U.S. crude oil inventories rose last week despite the market expectation of a decline, according to data released by the Energy Information Administration (EIA) on Wednesday.
Commercial crude oil inventories increased by 2.4 million barrels, or 0.6%, to 419.5 million barrels for the week ending Sept. 20, the EIA data showed. The market expectation was a fall of 249,000 barrels. Inventories rose by 1.06 million barrels over the previous week.
Strategic petroleum reserves, which are not included in the commercial crude stocks, remained unchanged at 644.8 million barrels last week, according to the data.
Gasoline inventories also rose by 0.5 million barrels, or 0.2%, to 230.2 million barrels during that period, more than the market expectation of an increase of 296,000 barrels. The previous week saw gasoline inventories increase by 781,000 barrels.
- Crude production rises
U.S. crude oil production increased slightly by 49,000 barrels per day (bpd) to 12.5 million bpd for the week ending Sept. 20, the EIA data showed.

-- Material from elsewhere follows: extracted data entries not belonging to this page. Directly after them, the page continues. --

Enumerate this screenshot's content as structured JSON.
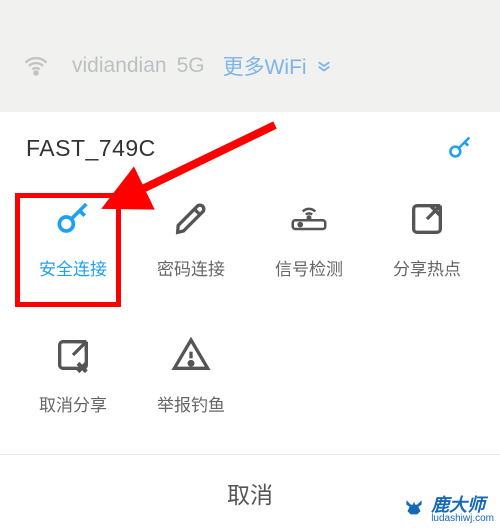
{
  "backdrop": {
    "wifi_name": "vidiandian",
    "band": "5G",
    "more_wifi_label": "更多WiFi"
  },
  "sheet": {
    "title": "FAST_749C",
    "cancel_label": "取消"
  },
  "tiles": [
    {
      "label": "安全连接",
      "icon": "key-icon",
      "active": true
    },
    {
      "label": "密码连接",
      "icon": "pencil-icon",
      "active": false
    },
    {
      "label": "信号检测",
      "icon": "router-icon",
      "active": false
    },
    {
      "label": "分享热点",
      "icon": "share-icon",
      "active": false
    },
    {
      "label": "取消分享",
      "icon": "share-cancel-icon",
      "active": false
    },
    {
      "label": "举报钓鱼",
      "icon": "warning-icon",
      "active": false
    }
  ],
  "watermark": {
    "text": "鹿大师",
    "url_text": "ludashiwj.com"
  },
  "colors": {
    "accent": "#1ea1f2",
    "danger": "#ff0000",
    "brand": "#1668b8"
  }
}
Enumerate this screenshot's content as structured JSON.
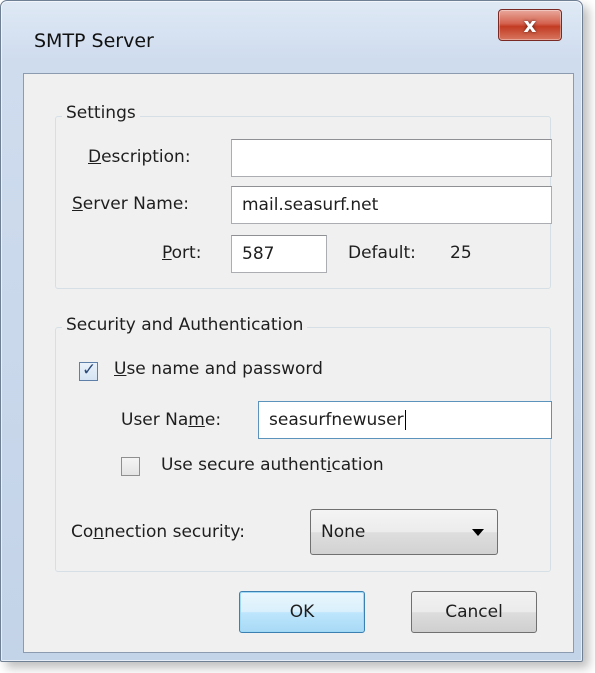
{
  "window": {
    "title": "SMTP Server",
    "close_glyph": "x"
  },
  "settings": {
    "legend": "Settings",
    "description": {
      "label_u": "D",
      "label_rest": "escription:",
      "value": ""
    },
    "server_name": {
      "label_u": "S",
      "label_rest": "erver Name:",
      "value": "mail.seasurf.net"
    },
    "port": {
      "label_u": "P",
      "label_rest": "ort:",
      "value": "587",
      "default_label": "Default:",
      "default_value": "25"
    }
  },
  "security": {
    "legend": "Security and Authentication",
    "use_name_password": {
      "label_u": "U",
      "label_rest": "se name and password",
      "checked": true
    },
    "user_name": {
      "label_pre": "User Na",
      "label_u": "m",
      "label_rest": "e:",
      "value": "seasurfnewuser"
    },
    "secure_auth": {
      "label_pre": "Use secure authent",
      "label_u": "i",
      "label_rest": "cation",
      "checked": false
    },
    "connection_security": {
      "label_pre": "Co",
      "label_u": "n",
      "label_rest": "nection security:",
      "value": "None"
    }
  },
  "buttons": {
    "ok": "OK",
    "cancel": "Cancel"
  }
}
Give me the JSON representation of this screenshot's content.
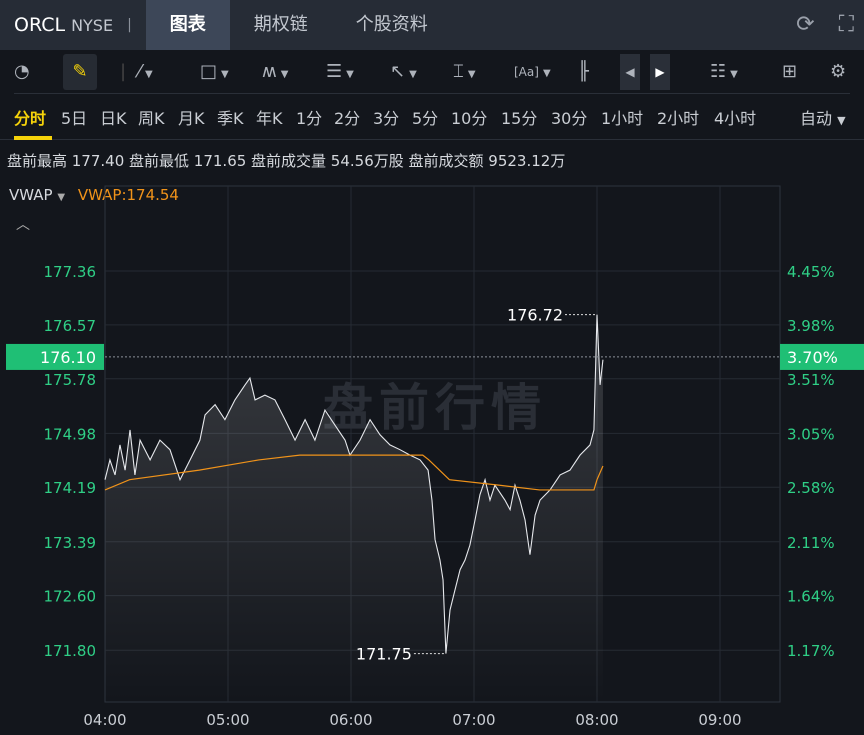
{
  "header": {
    "symbol": "ORCL",
    "exchange": "NYSE",
    "tabs": [
      "图表",
      "期权链",
      "个股资料"
    ],
    "active_tab": 0
  },
  "toolbar": {
    "icons": [
      "speedometer-icon",
      "pencil-icon",
      "line-tool-icon",
      "rectangle-tool-icon",
      "wave-tool-icon",
      "fib-tool-icon",
      "arrow-tool-icon",
      "measure-tool-icon",
      "text-tool-icon",
      "candlestick-icon",
      "prev-icon",
      "next-icon",
      "layout-list-icon",
      "grid-icon",
      "gear-icon"
    ]
  },
  "periods": {
    "items": [
      "分时",
      "5日",
      "日K",
      "周K",
      "月K",
      "季K",
      "年K",
      "1分",
      "2分",
      "3分",
      "5分",
      "10分",
      "15分",
      "30分",
      "1小时",
      "2小时",
      "4小时"
    ],
    "active": 0,
    "mode": "自动"
  },
  "stats": {
    "text": "盘前最高 177.40 盘前最低 171.65 盘前成交量 54.56万股 盘前成交额 9523.12万"
  },
  "indicator": {
    "name": "VWAP",
    "value": "VWAP:174.54"
  },
  "watermark": "盘前行情",
  "colors": {
    "up": "#2fcf86",
    "vwap": "#f0931a",
    "active": "#f5d20a"
  },
  "chart_data": {
    "type": "line",
    "x_ticks": [
      "04:00",
      "05:00",
      "06:00",
      "07:00",
      "08:00",
      "09:00"
    ],
    "x_range_minutes": [
      0,
      329
    ],
    "y_ticks": [
      "177.36",
      "176.57",
      "175.78",
      "174.98",
      "174.19",
      "173.39",
      "172.60",
      "171.80"
    ],
    "y_tick_values": [
      177.36,
      176.57,
      175.78,
      174.98,
      174.19,
      173.39,
      172.6,
      171.8
    ],
    "pct_ticks": [
      "4.45%",
      "3.98%",
      "3.51%",
      "3.05%",
      "2.58%",
      "2.11%",
      "1.64%",
      "1.17%"
    ],
    "current_price": "176.10",
    "current_pct": "3.70%",
    "current_value": 176.1,
    "high_label": "176.72",
    "low_label": "171.75",
    "price": [
      [
        0,
        174.3
      ],
      [
        2.4,
        174.59
      ],
      [
        4.9,
        174.37
      ],
      [
        7.3,
        174.81
      ],
      [
        9.8,
        174.44
      ],
      [
        12.2,
        175.03
      ],
      [
        14.6,
        174.37
      ],
      [
        17.1,
        174.88
      ],
      [
        22,
        174.59
      ],
      [
        26.8,
        174.88
      ],
      [
        31.7,
        174.74
      ],
      [
        36.6,
        174.3
      ],
      [
        41.5,
        174.59
      ],
      [
        46.3,
        174.88
      ],
      [
        48.8,
        175.25
      ],
      [
        53.7,
        175.4
      ],
      [
        58.5,
        175.18
      ],
      [
        63.4,
        175.47
      ],
      [
        68.3,
        175.69
      ],
      [
        70.7,
        175.79
      ],
      [
        73.2,
        175.47
      ],
      [
        78,
        175.54
      ],
      [
        82.9,
        175.47
      ],
      [
        87.8,
        175.18
      ],
      [
        92.7,
        174.88
      ],
      [
        97.6,
        175.18
      ],
      [
        102.4,
        174.88
      ],
      [
        107.3,
        175.32
      ],
      [
        112.2,
        175.1
      ],
      [
        117.1,
        174.88
      ],
      [
        119.5,
        174.66
      ],
      [
        124.4,
        174.88
      ],
      [
        129.3,
        175.18
      ],
      [
        134.1,
        174.96
      ],
      [
        139,
        174.81
      ],
      [
        143.9,
        174.74
      ],
      [
        148.8,
        174.66
      ],
      [
        153.7,
        174.59
      ],
      [
        157.6,
        174.44
      ],
      [
        159.5,
        174.0
      ],
      [
        161,
        173.42
      ],
      [
        163.4,
        173.12
      ],
      [
        164.9,
        172.83
      ],
      [
        166.3,
        171.75
      ],
      [
        168.3,
        172.39
      ],
      [
        170.7,
        172.68
      ],
      [
        173.2,
        172.98
      ],
      [
        175.6,
        173.12
      ],
      [
        178,
        173.34
      ],
      [
        180.5,
        173.71
      ],
      [
        182.9,
        174.08
      ],
      [
        185.4,
        174.3
      ],
      [
        187.8,
        174.0
      ],
      [
        190.2,
        174.22
      ],
      [
        195.1,
        174.0
      ],
      [
        197.6,
        173.86
      ],
      [
        200,
        174.22
      ],
      [
        202.4,
        174.0
      ],
      [
        204.9,
        173.71
      ],
      [
        207.3,
        173.2
      ],
      [
        209.8,
        173.78
      ],
      [
        212.2,
        174.0
      ],
      [
        217.1,
        174.15
      ],
      [
        222,
        174.37
      ],
      [
        226.8,
        174.44
      ],
      [
        231.7,
        174.66
      ],
      [
        236.6,
        174.81
      ],
      [
        238.5,
        175.03
      ],
      [
        240,
        176.72
      ],
      [
        241.5,
        175.69
      ],
      [
        242.9,
        176.06
      ]
    ],
    "vwap": [
      [
        0,
        174.15
      ],
      [
        12,
        174.3
      ],
      [
        46,
        174.44
      ],
      [
        75,
        174.59
      ],
      [
        95,
        174.66
      ],
      [
        155,
        174.66
      ],
      [
        158,
        174.59
      ],
      [
        168,
        174.3
      ],
      [
        192,
        174.22
      ],
      [
        212,
        174.15
      ],
      [
        238.5,
        174.15
      ],
      [
        240,
        174.3
      ],
      [
        242.9,
        174.5
      ]
    ]
  }
}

Last week, there was a 49,000 bpd increase in crude production in the state of Alaska, while other U.S. states excluding Hawaii saw their output remain unchanged from the previous week.
Production of 12.5 million bpd was last seen during the week ending August 23, marking a record high in the country, according to the EIA data.
Crude oil production in the U.S. is expected to average 12.2 million bpd in 2019 and 13.2 million bpd in 2020, according to the EIA's Short Term Energy Outlook report for September.